Following such a potentially dangerous situation, neither Spurlock nor Refior could say enough about the value of such a quick PCR test. This rapid technique allows laboratorians to produce results in a drastically shortened length of time in comparison with traditional PCR techniques. The ability to run multiple analyses in a panel simultaneously while still providing results in just over an hour is exactly the kind of test emergency situations require. Refior went on to note another occasion in which a specimen from a physician’s clinic of an adopted eight-year-old from Haiti came out positive on four different organisms. As effective as a stool culture is, it could have never caught all four – the remainder of which could still have infected the rest of the family. Because the test moves so quickly, physicians on staff can begin treatment more quickly, and subsequently, the lab can move on to other pressing situations.

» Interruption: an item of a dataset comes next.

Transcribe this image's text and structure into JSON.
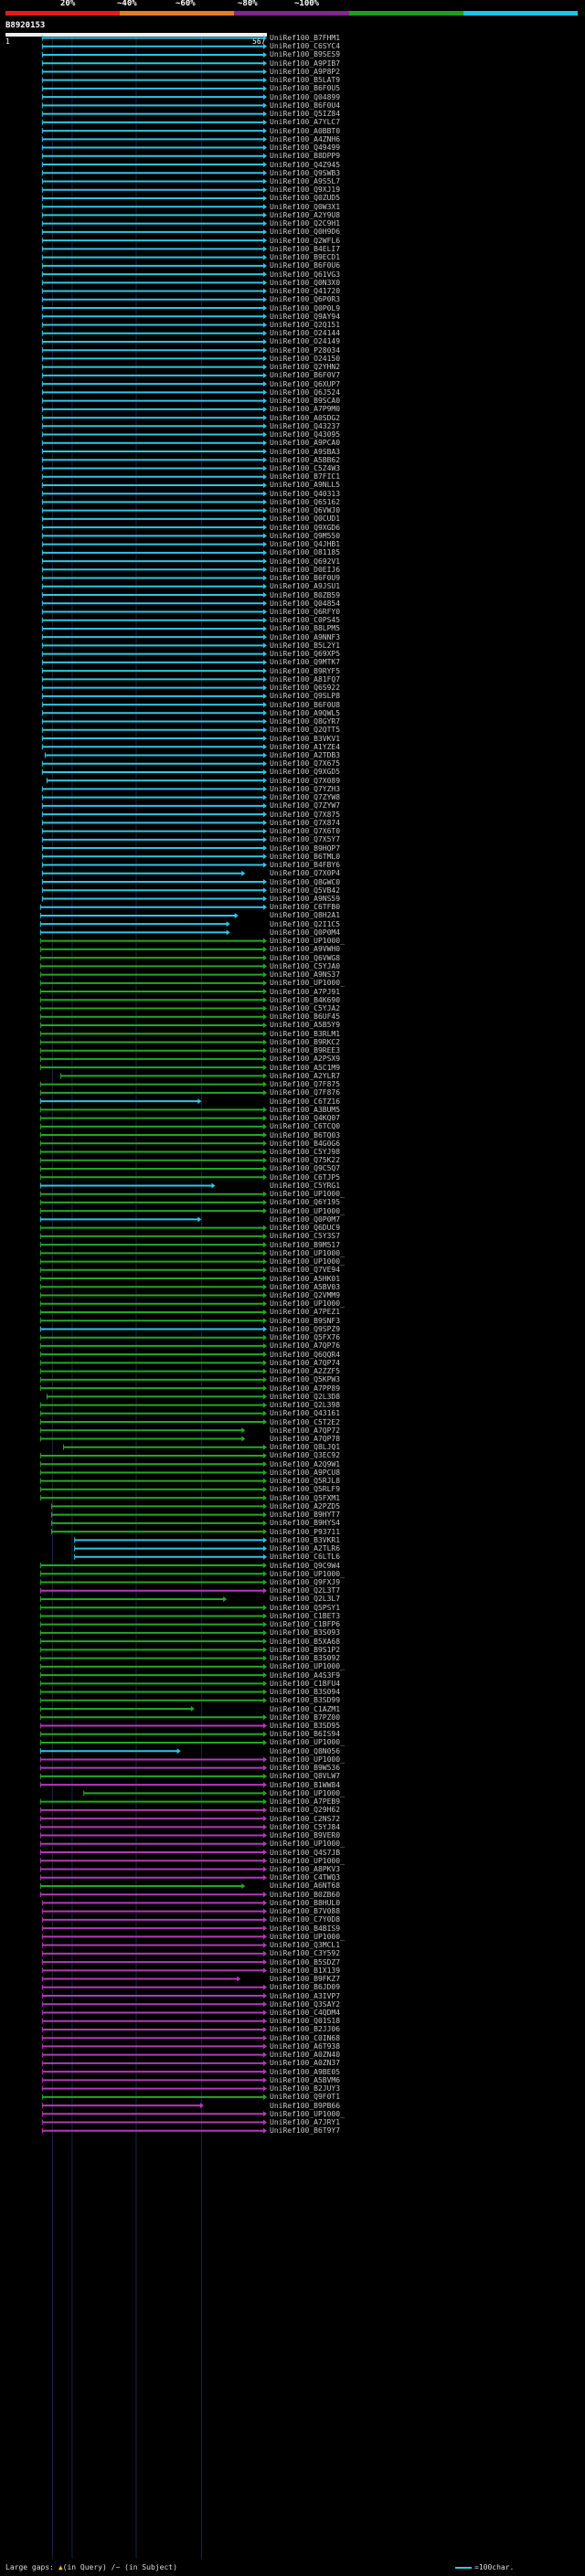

“The old school PCR testing – you had to have a totally sterile room, and the techs had to gown up. There was hours and hours of pipetting and extracting, and you could do one test at a time – one organism at a time,” said Refior. “And, here, we’ve got it set up in our main clinical lab, and there’s not all this hands-on testing.”
For laboratorians, Spurlock’s story should serve as a reminder of the reality behind the tests – that people are directly affected by the results and often need them as quickly as possible. Since the rise of PCR technology in laboratory testing, the precision of instruments has continued to improve, but the speed of rapid testing is what sets it apart. In any case, it was a close – and ultimately lucky – call.
Michael Jones is on staff at ADVANCE.